Para Cida, que é assistente social por formação e professora da área, a atuação desses profissionais representa a defesa e garantia de direitos sociais. “É uma profissão que garante políticas públicas. Então, no momento em que essas políticas estão em processo de ameaça, é importante que se fortaleça essa categoria, encaminhando ao Governo do Estado a realização de concursos públicos para qualificar a ação desses profissionais e garantir a jornada de 30 horas de trabalho, sem redução salarial, que é uma reivindicação nacional, por exemplo”, afirmou a deputada.

A assistente social do Ministério Público Estadual (MPPB), Clodine Azevedo, ressaltou a importância de debater o tema na Assembleia. “Eu acredito que aqui é um espaço de luta da categoria como um todo e, além de dar uma visibilidade, nós entendemos que o Poder Legislativo tem uma grande importância em todo o processo das políticas públicas, aos quais todos os assistentes sociais estão inseridos. Portanto, é um momento de reflexão e de luta. Nós não vamos permitir ou baixar a cabeça por situações adversas que estamos vivenciando”, destacou.

De acordo com a presidente da Fundação Centro Integrado de Apoio ao Portador de Deficiência (Funad), Simone Jordão, o país passa por mudanças, que ameaçam o acesso a direitos sociais fundamentais à população. “Eu agradeço muito a Assembleia por estar aqui hoje com essa categoria tão importante para a vida do povo brasileiro, principalmente a população menos favorecida, que usa os serviços públicos e que precisa diariamente que a gente esteja discutindo essa temática”, declarou.

Já a vereadora de João Pessoa, Sandra Marrocos, comentou as principais reivindicações dos profissionais de Serviço Social. “Precisamos falar sobre o piso de assistente social, que inclusive não tem uma regulamentação ainda e seria boa uma interlocução em nível estadual, dando ferramentas para se trabalhar no município de João Pessoa. Outra questão é a reforma da Previdência e as implicações que causam tanto na profissão, como no público atendido, porque a gente dialoga diretamente com a questão social e, consequentemente, com todas as demandas que vêm das relações sociais e de classe”, pontuou.

Luta contra o racismo

A vice-presidente do Conselho Regional de Serviço Social, Luciana Cantalice, falou sobre a escolha do combate ao racismo como tema na comemoração da categoria deste ano. “É uma discussão sobre o racismo, também com o corte de gênero e de classe, porque nós observamos que hoje a grande maioria dos usuários do serviço social é preto, pobre e mulher, ou seja, os maiores atingidos por essa questão social é essa população. Então, nada mais evidente e justo que a gente combata o racismo, que não é uma questão circunstancial e, sim, estrutural em nosso país”, explicou.
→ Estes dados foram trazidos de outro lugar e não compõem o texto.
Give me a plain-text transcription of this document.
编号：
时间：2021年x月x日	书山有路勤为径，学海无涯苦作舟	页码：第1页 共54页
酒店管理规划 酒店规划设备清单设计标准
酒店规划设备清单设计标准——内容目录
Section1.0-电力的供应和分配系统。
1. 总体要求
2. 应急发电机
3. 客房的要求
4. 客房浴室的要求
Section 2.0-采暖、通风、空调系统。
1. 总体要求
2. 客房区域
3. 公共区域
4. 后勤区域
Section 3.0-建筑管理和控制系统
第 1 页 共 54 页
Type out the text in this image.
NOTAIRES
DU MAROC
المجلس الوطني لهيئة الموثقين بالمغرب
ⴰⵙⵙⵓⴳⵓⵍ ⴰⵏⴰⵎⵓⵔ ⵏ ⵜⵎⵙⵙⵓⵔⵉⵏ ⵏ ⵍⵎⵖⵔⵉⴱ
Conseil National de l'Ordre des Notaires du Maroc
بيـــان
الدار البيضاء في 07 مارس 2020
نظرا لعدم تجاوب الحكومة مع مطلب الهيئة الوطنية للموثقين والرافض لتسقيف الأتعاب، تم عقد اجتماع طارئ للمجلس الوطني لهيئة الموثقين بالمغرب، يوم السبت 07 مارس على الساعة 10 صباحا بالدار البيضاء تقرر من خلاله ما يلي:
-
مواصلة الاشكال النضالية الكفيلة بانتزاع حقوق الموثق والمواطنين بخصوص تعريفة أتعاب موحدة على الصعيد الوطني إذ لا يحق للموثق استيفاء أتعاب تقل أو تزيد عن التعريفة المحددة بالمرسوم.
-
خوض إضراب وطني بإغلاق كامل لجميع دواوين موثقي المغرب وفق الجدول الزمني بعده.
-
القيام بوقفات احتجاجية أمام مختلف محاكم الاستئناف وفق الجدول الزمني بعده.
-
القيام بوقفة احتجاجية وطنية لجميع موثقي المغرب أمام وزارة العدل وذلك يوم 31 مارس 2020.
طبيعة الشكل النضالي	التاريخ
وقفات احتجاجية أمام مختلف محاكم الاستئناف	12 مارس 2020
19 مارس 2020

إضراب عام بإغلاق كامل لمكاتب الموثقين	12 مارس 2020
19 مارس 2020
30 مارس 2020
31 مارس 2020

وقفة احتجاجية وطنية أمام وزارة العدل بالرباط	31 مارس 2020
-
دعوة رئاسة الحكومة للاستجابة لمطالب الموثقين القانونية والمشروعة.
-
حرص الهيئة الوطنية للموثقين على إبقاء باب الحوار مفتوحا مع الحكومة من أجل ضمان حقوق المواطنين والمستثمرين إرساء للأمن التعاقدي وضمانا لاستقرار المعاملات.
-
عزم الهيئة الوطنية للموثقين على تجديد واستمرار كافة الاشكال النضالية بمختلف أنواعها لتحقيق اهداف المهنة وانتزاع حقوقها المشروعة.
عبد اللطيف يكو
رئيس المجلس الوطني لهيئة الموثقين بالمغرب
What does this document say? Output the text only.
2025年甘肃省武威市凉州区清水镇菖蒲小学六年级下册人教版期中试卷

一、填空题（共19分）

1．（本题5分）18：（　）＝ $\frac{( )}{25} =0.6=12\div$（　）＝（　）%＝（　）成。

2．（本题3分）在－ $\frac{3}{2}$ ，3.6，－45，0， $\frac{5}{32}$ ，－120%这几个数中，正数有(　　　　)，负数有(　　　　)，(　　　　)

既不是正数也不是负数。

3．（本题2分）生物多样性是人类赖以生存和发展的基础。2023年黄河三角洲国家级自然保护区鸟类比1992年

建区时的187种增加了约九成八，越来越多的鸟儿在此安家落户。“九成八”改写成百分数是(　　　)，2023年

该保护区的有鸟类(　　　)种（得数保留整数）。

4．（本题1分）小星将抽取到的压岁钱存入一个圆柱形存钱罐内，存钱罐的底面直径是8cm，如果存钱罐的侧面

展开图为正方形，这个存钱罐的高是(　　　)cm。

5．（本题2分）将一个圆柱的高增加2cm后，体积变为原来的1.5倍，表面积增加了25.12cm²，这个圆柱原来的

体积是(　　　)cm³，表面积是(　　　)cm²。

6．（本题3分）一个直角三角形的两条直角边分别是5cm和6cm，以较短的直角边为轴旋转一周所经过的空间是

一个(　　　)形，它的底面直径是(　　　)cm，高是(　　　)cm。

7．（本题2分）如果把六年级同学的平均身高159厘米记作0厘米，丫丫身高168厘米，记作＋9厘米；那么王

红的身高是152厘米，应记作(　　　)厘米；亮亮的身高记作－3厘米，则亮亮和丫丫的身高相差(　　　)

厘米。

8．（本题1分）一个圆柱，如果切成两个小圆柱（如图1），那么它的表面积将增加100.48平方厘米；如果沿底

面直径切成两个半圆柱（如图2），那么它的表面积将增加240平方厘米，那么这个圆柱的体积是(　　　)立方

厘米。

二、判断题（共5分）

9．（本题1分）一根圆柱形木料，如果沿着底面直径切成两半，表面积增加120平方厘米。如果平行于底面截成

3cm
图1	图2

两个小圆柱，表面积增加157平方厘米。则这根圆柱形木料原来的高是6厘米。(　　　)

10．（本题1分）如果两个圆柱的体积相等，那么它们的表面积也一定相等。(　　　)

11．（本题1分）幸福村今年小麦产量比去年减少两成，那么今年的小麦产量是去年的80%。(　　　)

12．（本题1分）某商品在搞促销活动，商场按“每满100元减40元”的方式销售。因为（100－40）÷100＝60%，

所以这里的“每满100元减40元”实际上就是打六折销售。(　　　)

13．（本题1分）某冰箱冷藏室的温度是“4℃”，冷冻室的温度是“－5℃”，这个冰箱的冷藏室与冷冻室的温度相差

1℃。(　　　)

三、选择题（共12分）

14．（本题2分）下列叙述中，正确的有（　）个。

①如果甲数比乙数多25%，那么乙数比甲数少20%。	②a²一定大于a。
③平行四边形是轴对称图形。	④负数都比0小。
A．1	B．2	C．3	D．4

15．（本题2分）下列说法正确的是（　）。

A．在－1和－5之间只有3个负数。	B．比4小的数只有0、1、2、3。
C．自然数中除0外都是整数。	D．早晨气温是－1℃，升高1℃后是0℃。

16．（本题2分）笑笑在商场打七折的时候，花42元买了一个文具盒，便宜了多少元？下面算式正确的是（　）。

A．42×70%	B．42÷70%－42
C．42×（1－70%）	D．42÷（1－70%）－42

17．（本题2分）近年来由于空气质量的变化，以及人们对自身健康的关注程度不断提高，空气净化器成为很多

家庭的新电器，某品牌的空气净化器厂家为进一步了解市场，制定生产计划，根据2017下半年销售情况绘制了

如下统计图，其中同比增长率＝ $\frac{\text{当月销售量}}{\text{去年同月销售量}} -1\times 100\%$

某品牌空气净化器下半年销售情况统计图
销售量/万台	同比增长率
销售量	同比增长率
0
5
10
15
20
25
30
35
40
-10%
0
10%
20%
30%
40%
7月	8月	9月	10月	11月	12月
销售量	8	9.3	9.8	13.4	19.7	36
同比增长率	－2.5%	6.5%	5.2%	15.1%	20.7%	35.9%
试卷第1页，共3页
A deputada Cida Ramos também ressaltou a relevância de trazer o debate para a Casa do povo. “É uma questão hoje que nos preocupa muito. Diante de um processo de armamento da população, a gente sabe e os dados indicam que pobre, negro e morador de periferia são as maiores vítimas da violência e do armamento. Então, é algo que também essa Casa precisa se debruçar, pelas mortes dos jovens negros e pela criminalização dessa juventude”, concluiu a parlamentar.

Também participaram da sessão especial a secretária de Estado do Desenvolvimento Humano (Sedh), Neide Nunes; a diretora da Secretaria de Formação Política do Sindicato dos Trabalhadores Públicos Federais em Saúde e Previdência da Paraíba (Sindsprev-PB), Silvana Farias; a vice-chefe do Departamento de Serviço Social da Universidade Federal da Paraíba (UFPB), Fátima Leite; a professora do Programa de Pós-Graduação em Serviço Social da UFPB, Marinalva Conserva; a assistente social do Instituto Federal da Paraíba (IFPB), Kelly Samara; e o diretor da Associação dos Docentes da UFPB, Marcelo Sitcovsky.